Er stammte aus dem Haus Croÿ. Der Vater war Philippe I de Croÿ. Die Mutter war Walburga von Moers. Er war der älteste Sohn aus dieser Verbindung.

Er selbst heiratete 1495 Louise d'Albret, Vicomtesse de Limoges († 21. September 1531). Diese war die Schwester von Jean d'Albret, König von Navarra. Mit dieser hatte er acht Kinder. Die vier Söhne starben noch als Kleinkinder. Die älteste Tochter trat in ein Kloster ein. Die zweite mit Namen Anne heiratete Philippe II. de Croÿ, den ersten Herzog von Aerschot. Die dritte Tochter Marguerite heiratete Charles II. de Lalaing. Von seinem Onkel Philipp von Wavrain erbte er die Herrschaft Wavrain und weitere Besitzungen im Artois.

Leben[Bearbeiten]

Er wurde am kurpfälzischen Hof erzogen. Später diente er unter Maximilian I. und erhielt 1479 auf dem Schlachtfeld bei Guinegate von diesem den Ritterschlag. Er kommandierte 1486 zusammen mit Graf Engelbert von Nassau und Adolf von Kleve, Herr von Ravenstein, ein Heer gegen eine französische Armee. Er brachte dem belagerten Therouanne Entsatz nahm die Stadt Lens und die umliegenden Burgen und Schlösser ein.

Maximilian I. erhob ihn anlässlich von dessen Krönung in Aachen zum Dank 1486 in den Reichsfürstenstand und die Grafschaft Chimay wurde zum Fürstentum gemacht. Im Jahr 1489 kämpfte er unter Albrecht von Sachsen während der Niederschlagung des Aufstandes in den Niederlanden. Erzherzog Philipp bestimmte ihn zum Paten und Mentor seines Sohnes Karl, der spätere Kaiser Karl V. Neben seinem Namen schenkte er seinem Patenkind auch einen prächtigen silbernen Helm.

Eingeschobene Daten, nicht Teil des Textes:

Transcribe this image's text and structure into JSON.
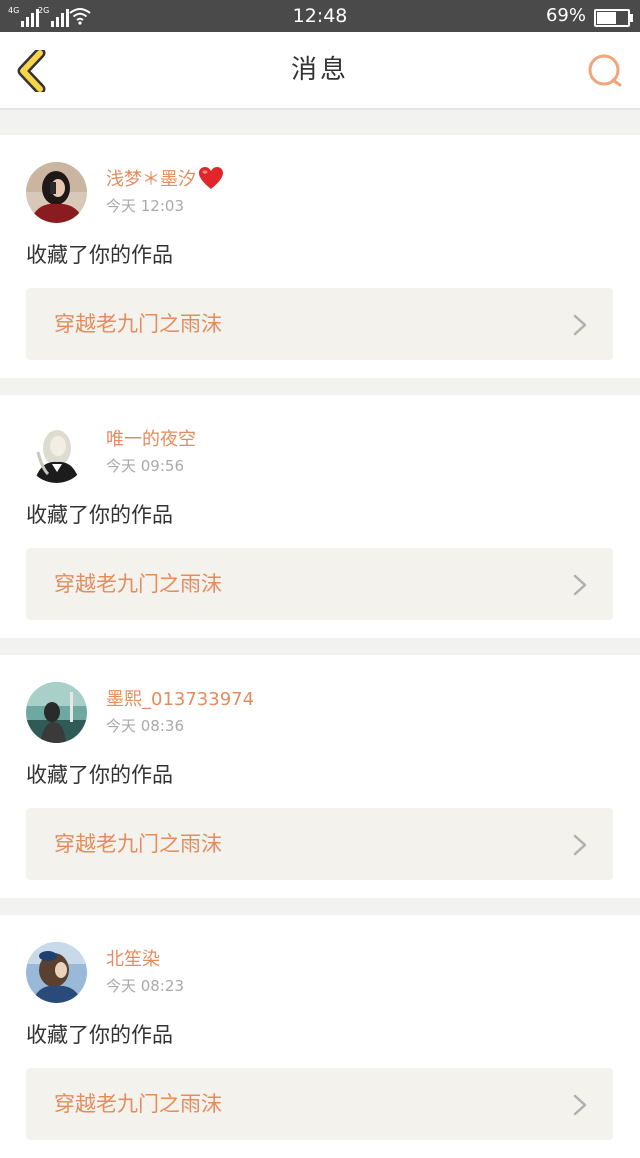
{
  "status_bar": {
    "net1": "4G",
    "net2": "2G",
    "time": "12:48",
    "battery": "69%",
    "battery_level": 0.69,
    "icons": [
      "signal-icon",
      "signal-icon",
      "wifi-icon",
      "battery-icon"
    ]
  },
  "header": {
    "title": "消息",
    "back_icon": "back-chevron-icon",
    "search_icon": "search-icon"
  },
  "colors": {
    "accent": "#e58c5e",
    "back_icon_fill": "#f7d44a",
    "status_bar_bg": "#4a4a4a",
    "page_bg": "#f2f2f0",
    "link_bg": "#f3f2ec"
  },
  "messages": [
    {
      "username": "浅梦＊墨汐",
      "badge_icon": "heart-icon",
      "time": "今天 12:03",
      "action": "收藏了你的作品",
      "work_title": "穿越老九门之雨沫"
    },
    {
      "username": "唯一的夜空",
      "time": "今天 09:56",
      "action": "收藏了你的作品",
      "work_title": "穿越老九门之雨沫"
    },
    {
      "username": "墨熙_013733974",
      "time": "今天 08:36",
      "action": "收藏了你的作品",
      "work_title": "穿越老九门之雨沫"
    },
    {
      "username": "北笙染",
      "time": "今天 08:23",
      "action": "收藏了你的作品",
      "work_title": "穿越老九门之雨沫"
    }
  ]
}
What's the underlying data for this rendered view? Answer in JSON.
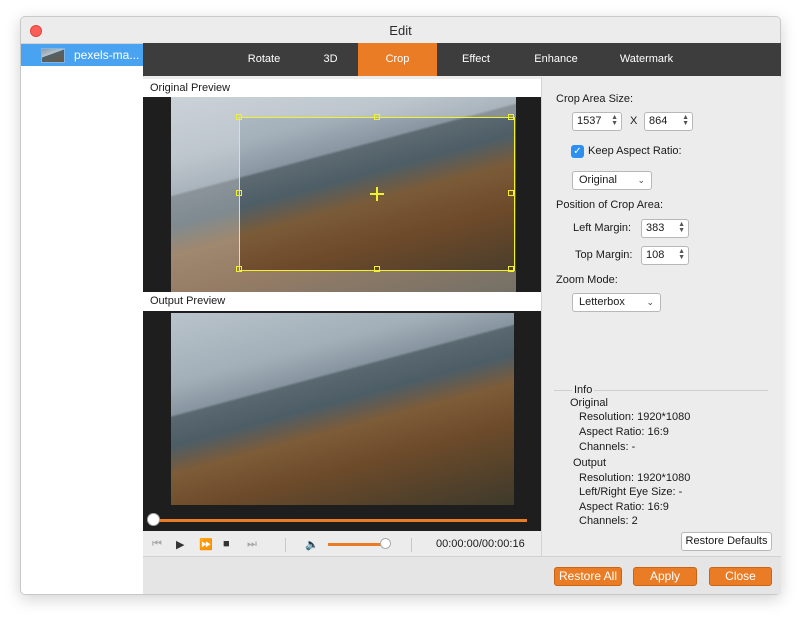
{
  "window": {
    "title": "Edit"
  },
  "sidebar": {
    "items": [
      {
        "label": "pexels-ma..."
      }
    ]
  },
  "tabs": [
    {
      "label": "Rotate",
      "active": false
    },
    {
      "label": "3D",
      "active": false
    },
    {
      "label": "Crop",
      "active": true
    },
    {
      "label": "Effect",
      "active": false
    },
    {
      "label": "Enhance",
      "active": false
    },
    {
      "label": "Watermark",
      "active": false
    }
  ],
  "preview": {
    "original_label": "Original Preview",
    "output_label": "Output Preview",
    "timecode": "00:00:00/00:00:16",
    "volume_percent": 100
  },
  "crop": {
    "area_size_label": "Crop Area Size:",
    "width": "1537",
    "x_label": "X",
    "height": "864",
    "keep_aspect_label": "Keep Aspect Ratio:",
    "keep_aspect_checked": true,
    "aspect_option": "Original",
    "position_label": "Position of Crop Area:",
    "left_margin_label": "Left Margin:",
    "left_margin": "383",
    "top_margin_label": "Top Margin:",
    "top_margin": "108",
    "zoom_mode_label": "Zoom Mode:",
    "zoom_mode": "Letterbox"
  },
  "info": {
    "title": "Info",
    "original_heading": "Original",
    "original_resolution": "Resolution: 1920*1080",
    "original_aspect": "Aspect Ratio: 16:9",
    "original_channels": "Channels: -",
    "output_heading": "Output",
    "output_resolution": "Resolution: 1920*1080",
    "output_eye_size": "Left/Right Eye Size: -",
    "output_aspect": "Aspect Ratio: 16:9",
    "output_channels": "Channels: 2"
  },
  "buttons": {
    "restore_defaults": "Restore Defaults",
    "restore_all": "Restore All",
    "apply": "Apply",
    "close": "Close"
  },
  "colors": {
    "accent": "#ea7c26",
    "selection": "#4aa3f0",
    "crop_frame": "#f1f12e",
    "tabbar": "#3d3d3d"
  },
  "icons": [
    "close-window-icon",
    "skip-back-icon",
    "play-icon",
    "fast-forward-icon",
    "stop-icon",
    "skip-forward-icon",
    "volume-icon",
    "checkmark-icon",
    "chevron-down-icon",
    "spinner-arrows-icon",
    "crop-center-crosshair-icon"
  ]
}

Er wurde 1491 in den Orden vom Goldenen Vlies aufgenommen und wurde Generalkapitän des Hennegaus. Er spielte in der Folge eine bedeutende Rolle in der Regierung der habsburgischen Niederlande, ehe er sich 1509 teilweise zurückzog. Sein Nachfolger als Mentor Karl V. wurde Guillaume II. de Croÿ. Im Auftrage seines Patensohnes Karl begleitete er 1518 Erzherzog Ferdinand, von dem Karl V. fürchtete, dass dieser ihm in Spanien Konkurrenz um die Krone machen könnte, in die Niederlande. Er war dann Gouveneur d’hostel Ferdinands.[1] Im Jahr 1518 handelte er im Auftrag Karls ein Bündnis mit dem Bischof von Lüttich Erhard von der Mark und dessen Bruder Robert II. de La Marck, Herzog von Boillion, aus. Allerdings wurde die Beziehung dadurch belastet, dass zwischen ihm und dem Herzog von Boullion Konflikte um bestimmte Besitzungen bestanden. Als der Kaiser sich zu Gunsten seines Patenonkels in den Streit einmischte, wandte sich Boullion Frankreich zu. Dies trug zum Ausbruch des Krieges mit Franz I. bei.

Charles starb während eines Besuchs bei seiner Tochter Anne auf Schloss Beaumont und wurde unter großen Prachtentfaltung in Chimay beigesetzt.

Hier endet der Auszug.